The following year the beans didn’t germinate at all. Like the car-rots, they simply boycotted the event. The row lay there, indifferent to sun and rain, like slightly raised scar tissue. One could imagine getting down on all fours and placing an ear against the ground to hear what might be going on there behind the locked door of the beans’ renunciation. But there would only be a capacious silence, as if the beans, turned inward after that year of sterile profligacy, were meditating on cushions. They were not going to answer that door. They, too, might themselves be listening at another locked door.
It was only a matter of time before the corn and the squash and the chilies, lonely without the beans, all followed suit. They, too, put on a startling display one year before giving up the ghost the next. One had to suspect what was coming as one gazed on a row of beautiful, deep green corn, tall and lusty and almost blue as a tropical sea, tassling lasciviously and then bearing no issue. The gardener must have gazed across the corn with the despair of a thirsty wanderer who realizes that the desert oasis is nothing but a mirage.
Finally, all the crops joined the strike. Replacement seeds — new and supposedly improved strains from distant laboratories-were trucked in as a situation one might first consider an irritant became a question of consternation, growing unease, a sense of peril and outright cataclysm. But the seeds fared poorly. Some germinated only to be mowed down by obscure plagues. One hardy little tomato plant would catch a blister or blight start to sniffle, and overnight all would be struck down with a biblical violence. The engineered seeds were too perfect, too uniform, too docile. One might imagine them smiling identically in the conditioned optimism, all of them properly inoculated, all unblemished, all sporting the same smartly creased and starched jump suits, all shouldering their tools, all blissfully daydreaming to the same piped-in music. But then would come a ripple in the smooth surface of things, and brutish, muscular insects would arrive, scarred and hirsute; or sly viruses would infiltrate the crowd like pickpockets; and the manufactured seeds and plants would grow even more pale than they were made, wither and crumple all at once.
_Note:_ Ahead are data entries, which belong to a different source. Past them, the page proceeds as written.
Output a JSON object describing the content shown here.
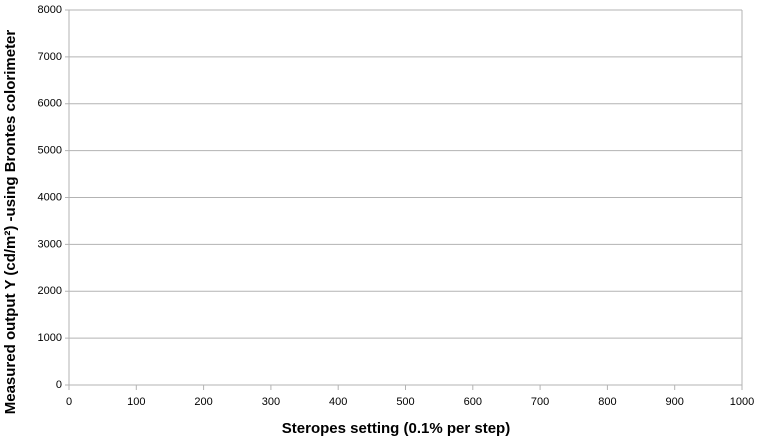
{
  "chart_data": {
    "type": "line",
    "x_label": "Steropes setting (0.1% per step)",
    "y_label": "Measured output  Y (cd/m²) -using Brontes colorimeter",
    "xlim": [
      0,
      1000
    ],
    "xticks": [
      0,
      100,
      200,
      300,
      400,
      500,
      600,
      700,
      800,
      900,
      1000
    ],
    "ylim": [
      0,
      8000
    ],
    "yticks": [
      0,
      1000,
      2000,
      3000,
      4000,
      5000,
      6000,
      7000,
      8000
    ],
    "grid": true
  }
}
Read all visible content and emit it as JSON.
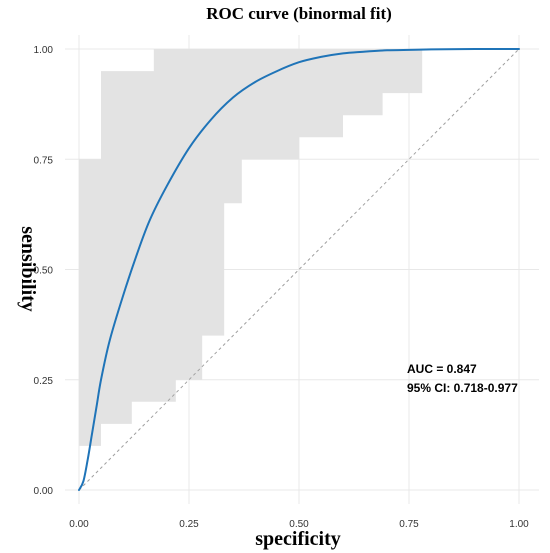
{
  "chart_data": {
    "type": "line",
    "title": "ROC curve (binormal fit)",
    "xlabel": "specificity",
    "ylabel": "sensibility",
    "xlim": [
      0,
      1
    ],
    "ylim": [
      0,
      1
    ],
    "x_ticks": [
      "0.00",
      "0.25",
      "0.50",
      "0.75",
      "1.00"
    ],
    "y_ticks": [
      "0.00",
      "0.25",
      "0.50",
      "0.75",
      "1.00"
    ],
    "grid": true,
    "colors": {
      "curve": "#1f74b8",
      "ci_band": "#e3e3e3",
      "diagonal": "#a0a0a0"
    },
    "series": [
      {
        "type": "line",
        "x": [
          0.0,
          0.01,
          0.02,
          0.03,
          0.04,
          0.05,
          0.07,
          0.1,
          0.13,
          0.16,
          0.2,
          0.25,
          0.3,
          0.35,
          0.4,
          0.45,
          0.5,
          0.55,
          0.6,
          0.65,
          0.7,
          0.75,
          0.8,
          0.9,
          1.0
        ],
        "y": [
          0.0,
          0.02,
          0.07,
          0.13,
          0.19,
          0.25,
          0.34,
          0.44,
          0.53,
          0.61,
          0.69,
          0.775,
          0.84,
          0.89,
          0.925,
          0.95,
          0.97,
          0.982,
          0.99,
          0.994,
          0.997,
          0.998,
          0.999,
          1.0,
          1.0
        ]
      }
    ],
    "ci_band": {
      "upper": [
        [
          0.0,
          0.0
        ],
        [
          0.0,
          0.75
        ],
        [
          0.05,
          0.75
        ],
        [
          0.05,
          0.95
        ],
        [
          0.17,
          0.95
        ],
        [
          0.17,
          1.0
        ],
        [
          0.78,
          1.0
        ],
        [
          0.78,
          0.9
        ]
      ],
      "lower": [
        [
          0.69,
          0.9
        ],
        [
          0.69,
          0.85
        ],
        [
          0.6,
          0.85
        ],
        [
          0.6,
          0.8
        ],
        [
          0.5,
          0.8
        ],
        [
          0.5,
          0.75
        ],
        [
          0.37,
          0.75
        ],
        [
          0.37,
          0.65
        ],
        [
          0.33,
          0.65
        ],
        [
          0.33,
          0.35
        ],
        [
          0.28,
          0.35
        ],
        [
          0.28,
          0.25
        ],
        [
          0.22,
          0.25
        ],
        [
          0.22,
          0.2
        ],
        [
          0.12,
          0.2
        ],
        [
          0.12,
          0.15
        ],
        [
          0.05,
          0.15
        ],
        [
          0.05,
          0.1
        ],
        [
          0.0,
          0.1
        ],
        [
          0.0,
          0.0
        ]
      ]
    },
    "reference_line": {
      "x": [
        0,
        1
      ],
      "y": [
        0,
        1
      ]
    },
    "annotations": [
      "AUC = 0.847",
      "95% CI: 0.718-0.977"
    ]
  }
}
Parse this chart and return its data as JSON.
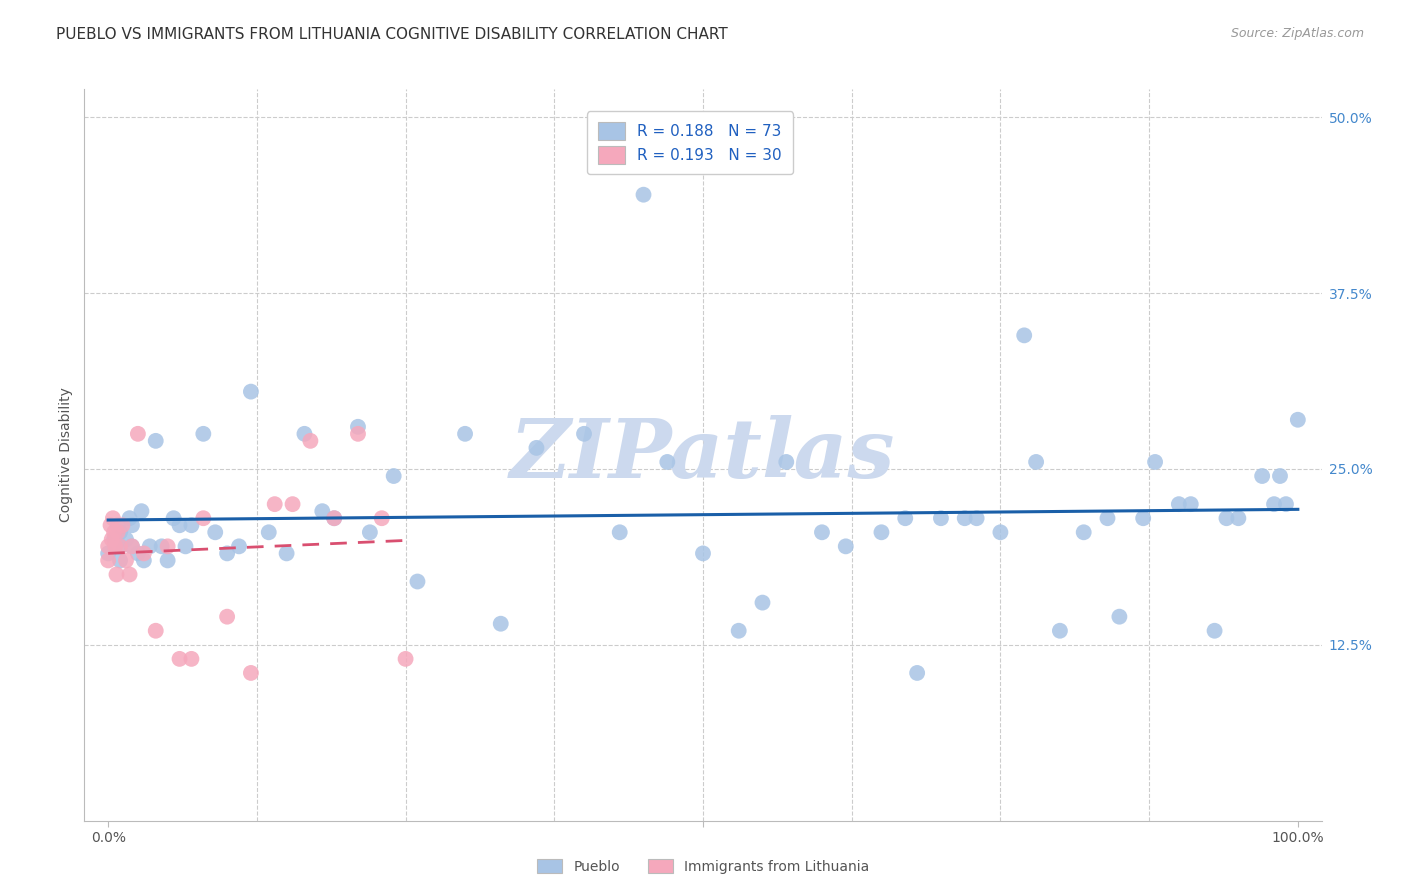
{
  "title": "PUEBLO VS IMMIGRANTS FROM LITHUANIA COGNITIVE DISABILITY CORRELATION CHART",
  "source": "Source: ZipAtlas.com",
  "ylabel": "Cognitive Disability",
  "watermark": "ZIPatlas",
  "xlim": [
    -0.02,
    1.02
  ],
  "ylim": [
    0.0,
    0.52
  ],
  "pueblo_R": "0.188",
  "pueblo_N": "73",
  "lithuania_R": "0.193",
  "lithuania_N": "30",
  "pueblo_color": "#a8c4e5",
  "lithuania_color": "#f5a8bc",
  "pueblo_line_color": "#1a5fa8",
  "lithuania_line_color": "#d94f70",
  "bg_color": "#ffffff",
  "grid_color": "#cccccc",
  "title_fontsize": 11,
  "source_fontsize": 9,
  "label_fontsize": 10,
  "tick_fontsize": 10,
  "watermark_color": "#ccd9ee",
  "watermark_fontsize": 60,
  "legend_text_color": "#2060c0",
  "legend_N_color": "#e03060",
  "pueblo_scatter_x": [
    0.0,
    0.005,
    0.008,
    0.01,
    0.01,
    0.01,
    0.015,
    0.018,
    0.02,
    0.02,
    0.025,
    0.028,
    0.03,
    0.035,
    0.04,
    0.045,
    0.05,
    0.055,
    0.06,
    0.065,
    0.07,
    0.08,
    0.09,
    0.1,
    0.11,
    0.12,
    0.135,
    0.15,
    0.165,
    0.18,
    0.19,
    0.21,
    0.22,
    0.24,
    0.26,
    0.3,
    0.33,
    0.36,
    0.4,
    0.43,
    0.45,
    0.47,
    0.5,
    0.53,
    0.55,
    0.57,
    0.6,
    0.62,
    0.65,
    0.67,
    0.68,
    0.7,
    0.72,
    0.73,
    0.75,
    0.77,
    0.78,
    0.8,
    0.82,
    0.84,
    0.85,
    0.87,
    0.88,
    0.9,
    0.91,
    0.93,
    0.94,
    0.95,
    0.97,
    0.98,
    0.985,
    0.99,
    1.0
  ],
  "pueblo_scatter_y": [
    0.19,
    0.2,
    0.21,
    0.195,
    0.185,
    0.205,
    0.2,
    0.215,
    0.195,
    0.21,
    0.19,
    0.22,
    0.185,
    0.195,
    0.27,
    0.195,
    0.185,
    0.215,
    0.21,
    0.195,
    0.21,
    0.275,
    0.205,
    0.19,
    0.195,
    0.305,
    0.205,
    0.19,
    0.275,
    0.22,
    0.215,
    0.28,
    0.205,
    0.245,
    0.17,
    0.275,
    0.14,
    0.265,
    0.275,
    0.205,
    0.445,
    0.255,
    0.19,
    0.135,
    0.155,
    0.255,
    0.205,
    0.195,
    0.205,
    0.215,
    0.105,
    0.215,
    0.215,
    0.215,
    0.205,
    0.345,
    0.255,
    0.135,
    0.205,
    0.215,
    0.145,
    0.215,
    0.255,
    0.225,
    0.225,
    0.135,
    0.215,
    0.215,
    0.245,
    0.225,
    0.245,
    0.225,
    0.285
  ],
  "lithuania_scatter_x": [
    0.0,
    0.0,
    0.002,
    0.003,
    0.004,
    0.005,
    0.006,
    0.007,
    0.008,
    0.01,
    0.012,
    0.015,
    0.018,
    0.02,
    0.025,
    0.03,
    0.04,
    0.05,
    0.06,
    0.07,
    0.08,
    0.1,
    0.12,
    0.14,
    0.155,
    0.17,
    0.19,
    0.21,
    0.23,
    0.25
  ],
  "lithuania_scatter_y": [
    0.195,
    0.185,
    0.21,
    0.2,
    0.215,
    0.205,
    0.195,
    0.175,
    0.205,
    0.195,
    0.21,
    0.185,
    0.175,
    0.195,
    0.275,
    0.19,
    0.135,
    0.195,
    0.115,
    0.115,
    0.215,
    0.145,
    0.105,
    0.225,
    0.225,
    0.27,
    0.215,
    0.275,
    0.215,
    0.115
  ]
}
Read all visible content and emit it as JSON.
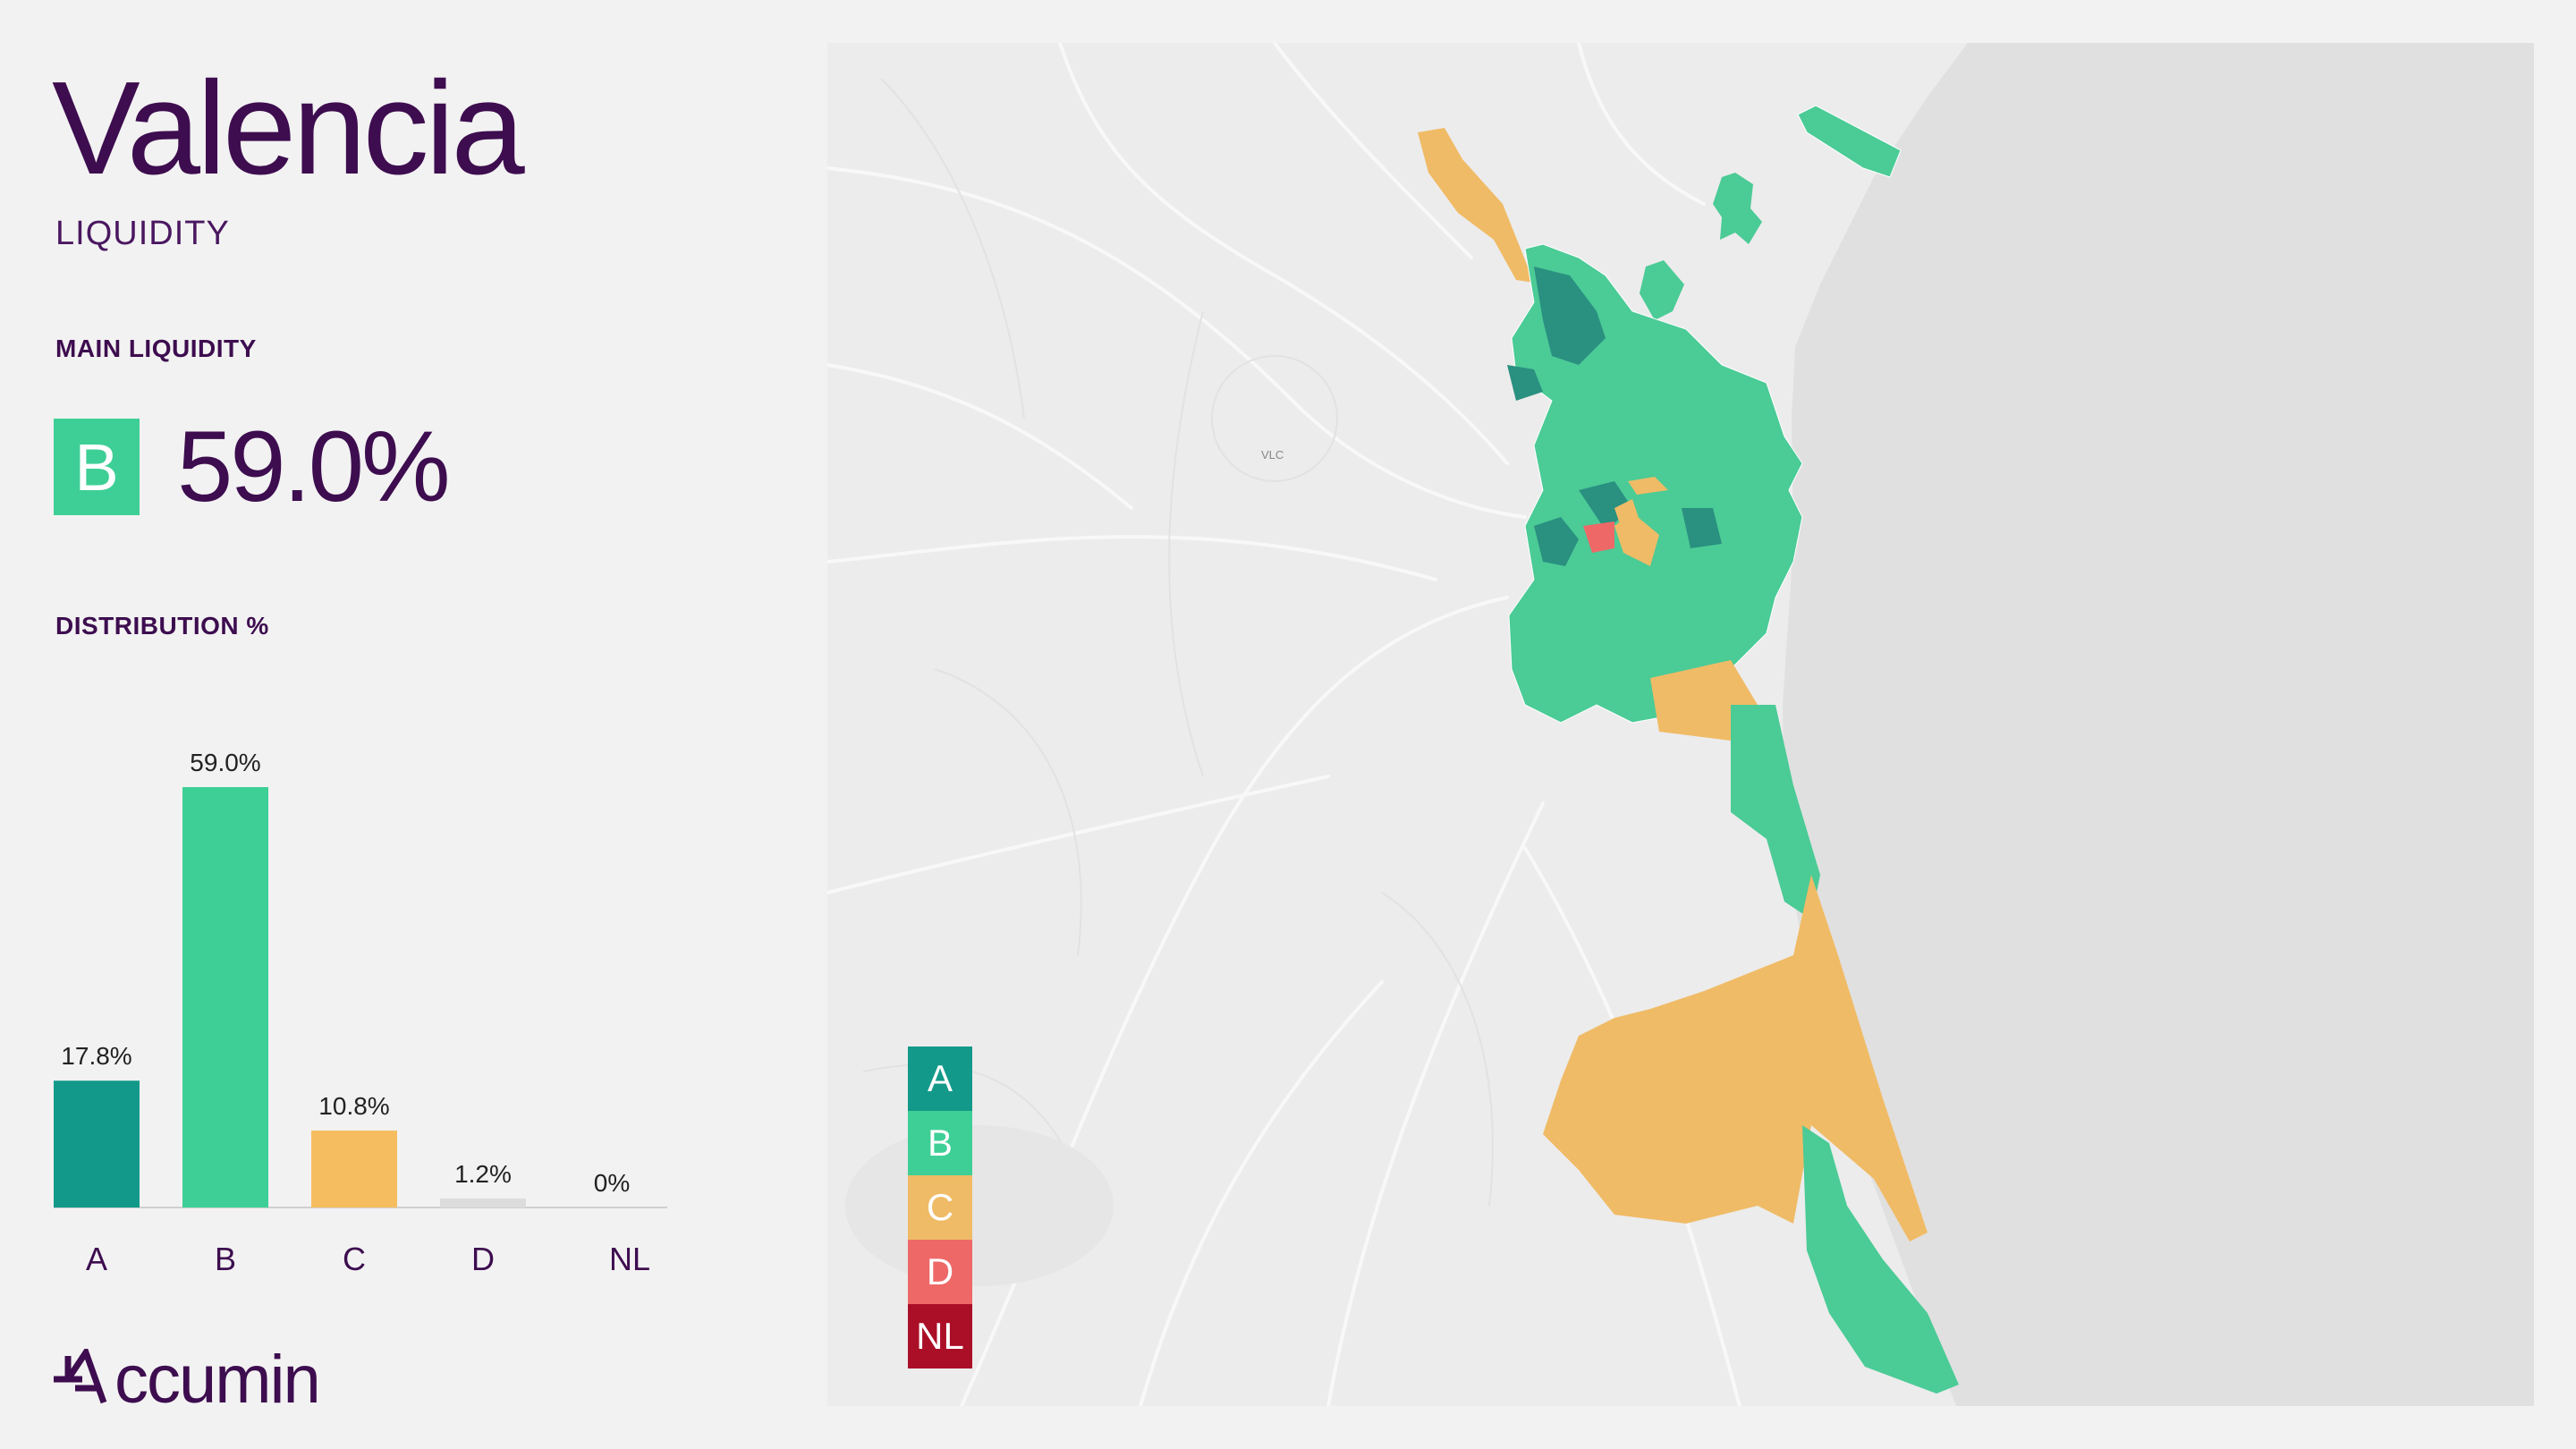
{
  "header": {
    "city": "Valencia",
    "subtitle": "LIQUIDITY"
  },
  "main_liquidity": {
    "label": "MAIN LIQUIDITY",
    "grade": "B",
    "value": "59.0%",
    "color": "#3ecf96"
  },
  "distribution_label": "DISTRIBUTION %",
  "chart_data": {
    "type": "bar",
    "categories": [
      "A",
      "B",
      "C",
      "D",
      "NL"
    ],
    "values": [
      17.8,
      59.0,
      10.8,
      1.2,
      0
    ],
    "value_labels": [
      "17.8%",
      "59.0%",
      "10.8%",
      "1.2%",
      "0%"
    ],
    "colors": [
      "#13998a",
      "#3ecf96",
      "#f6bd60",
      "#dcdcdc",
      "#dcdcdc"
    ],
    "title": "",
    "xlabel": "",
    "ylabel": "",
    "ylim": [
      0,
      59
    ],
    "grid": false
  },
  "legend": [
    {
      "label": "A",
      "color": "#13998a"
    },
    {
      "label": "B",
      "color": "#3ecf96"
    },
    {
      "label": "C",
      "color": "#f0bb66"
    },
    {
      "label": "D",
      "color": "#ee6868"
    },
    {
      "label": "NL",
      "color": "#ab0e27"
    }
  ],
  "map": {
    "place_label": "VLC",
    "sea_color": "#e0e0e0",
    "land_color": "#ececec"
  },
  "logo": {
    "text": "ccumin"
  }
}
Gradually it became clear that whatever it was the carrots had initiated was now more than a limited refusal. Rather, an entirely new regime had emerged, and qualitatively different conditions were now in place. Leaving the tools hanging in their storage shed, hoses coiled and the granary empty, the gardener moved on, actually becoming the tattered, hungry beggar that had been a flickering apparition in a dream that season when the carrots began, obscurely and tentatively, to turn everything upside down.
Emblem of that shadowy vagrant disappearing on the horizon only the scarecrow remained, its weathered frock flapping exhausted in the gentle wind, a twisted, wiry arm pointing away at nothing.